I agree that RPGers have a strong aversion to surrender, but I don't agree with you on its basis.
You also seem to be saying that it's anathema to frame the capture scene, but it's acceptable to run the Colossal Red Dragon "surrender-or-die" scene.
I didn't say that nor do I seem to be saying that. I wouldn't run a 'Colossal Red Dragon' "surrender-or-die" scene. Once again, that's something you brought up. You are now arguing against your own straw man as if I was the one who brought it up.
Personally, if I brought in a Colossal Red Dragon early on, it wouldn't be to get the PC's to surrender. I've already asserted what I think is a reasonable usage and goal of such a scene. I have a very hard time imagining why a Colossal Red Dragon would want anyone to surrender or why it would take a particular interest in seemingly ordinary humans. Colossal Red Dragons aren't generally known for modesty, self-restraint, and respect for human life. It's out of character to even have a dragon acting in that manner.
I certainly know which sort of game I'd rather play in - one in which the GM frames exciting scenes and I can be confident that the GM is abiding by the encounter building guidelines, than one in which the GM abuses the encounter building guidelines so as to railroad the players. And the "surrender-or-die" scene is a railroad, because it is as encounter with only one real option, namely, to surrender.
More straw men here.
Whereas the capture scenario is not a railroad at all.
LOL. Well, you can assert it, but I'm not sure how many people are going to buy that.

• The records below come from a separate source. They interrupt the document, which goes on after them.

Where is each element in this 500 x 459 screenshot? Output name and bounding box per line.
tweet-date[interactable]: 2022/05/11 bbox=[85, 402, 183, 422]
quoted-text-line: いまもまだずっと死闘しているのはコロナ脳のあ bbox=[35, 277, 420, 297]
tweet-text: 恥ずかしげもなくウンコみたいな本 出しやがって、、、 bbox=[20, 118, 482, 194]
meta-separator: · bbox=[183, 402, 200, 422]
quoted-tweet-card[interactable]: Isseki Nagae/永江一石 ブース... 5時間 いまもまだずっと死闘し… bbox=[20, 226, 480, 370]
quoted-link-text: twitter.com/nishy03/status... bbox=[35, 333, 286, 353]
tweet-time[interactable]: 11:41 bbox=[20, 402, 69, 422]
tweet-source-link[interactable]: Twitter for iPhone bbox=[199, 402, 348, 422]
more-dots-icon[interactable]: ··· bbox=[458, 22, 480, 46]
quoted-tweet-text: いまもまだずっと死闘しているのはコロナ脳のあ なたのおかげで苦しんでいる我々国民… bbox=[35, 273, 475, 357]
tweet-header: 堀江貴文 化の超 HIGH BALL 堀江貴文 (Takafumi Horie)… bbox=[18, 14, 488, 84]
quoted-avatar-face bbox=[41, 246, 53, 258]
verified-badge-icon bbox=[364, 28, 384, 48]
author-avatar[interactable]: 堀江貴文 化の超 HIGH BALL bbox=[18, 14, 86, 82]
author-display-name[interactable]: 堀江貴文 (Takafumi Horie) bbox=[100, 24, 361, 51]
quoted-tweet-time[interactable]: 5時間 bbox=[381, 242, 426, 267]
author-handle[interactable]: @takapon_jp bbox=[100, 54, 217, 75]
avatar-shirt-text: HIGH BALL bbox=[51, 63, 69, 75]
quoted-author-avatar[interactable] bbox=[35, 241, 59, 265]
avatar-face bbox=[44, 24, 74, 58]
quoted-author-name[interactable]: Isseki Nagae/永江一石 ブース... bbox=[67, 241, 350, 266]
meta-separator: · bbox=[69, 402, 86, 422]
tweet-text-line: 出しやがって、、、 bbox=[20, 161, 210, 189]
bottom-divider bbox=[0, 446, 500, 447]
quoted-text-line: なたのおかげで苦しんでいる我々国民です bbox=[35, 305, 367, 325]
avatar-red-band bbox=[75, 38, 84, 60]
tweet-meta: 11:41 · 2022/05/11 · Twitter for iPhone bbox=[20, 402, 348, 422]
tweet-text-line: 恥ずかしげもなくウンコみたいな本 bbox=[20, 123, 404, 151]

Games like AD&D 2nd ed try to resolve the issue by keeping the same "continous play" assumptions and the same action resolution mechanics but adding heaps of injunctions to the GM to use egregious force to produce dramatic scenarios. For me, this is a terrible way to play an RPG, but I know that there are some (perhaps many) who like it.
I suppose that there are, and I agree that its a terrible way to play, but I think you are much closer to playing in that manner than I am. Indeed, I'm having a hard time seeing how you differ much from action-resolution mechanics together with heaps of egregious use of GM force to produce dramatic situations.
I'm suggesting a simple alternative - if you want to have your RPG include the sorts of fantasy scenarios that attracted you to the genre in the first place, then just do it.
Isn't that GM force?
It's GM power, but it's egregious GM force only if (i) we make all sorts of assumptions about the nature and purpose of the action resolution mechanics, or (ii) we assume that the players don't want to play that sort of game.
Welll at least you seem to realize that it is, even if you want to rationalize it away. I believe that there is fundamentally no difference between what you recommend and what 2nd edition D&D recommended, and your not giving nearly enough credit to the 2nd edition D&D style and its writers/designers because it justifiied itself in the exact same way, "It's ok to use alot of DM force to produce dramatic situations, because don't players want to have that sort of game?"
The solution to (i) is, if necessary, to change systems.
I still don't agree with you that systems make that much of a difference here, especially if you are talking about something other than hard nar games.
The solution to (ii) is to talk to your players. But I'd be surprised if every turtling player, once they are shown that a different sort of play is possible, really turns out to want to play exclusively in the turtling mode.
That's Ron Edwards talking again. No one actually enjoys the way that they are playing, and only Ron Edwards understands how to have fun playing an RPG. Frankly, I get sick and tired of that Forge evangelism.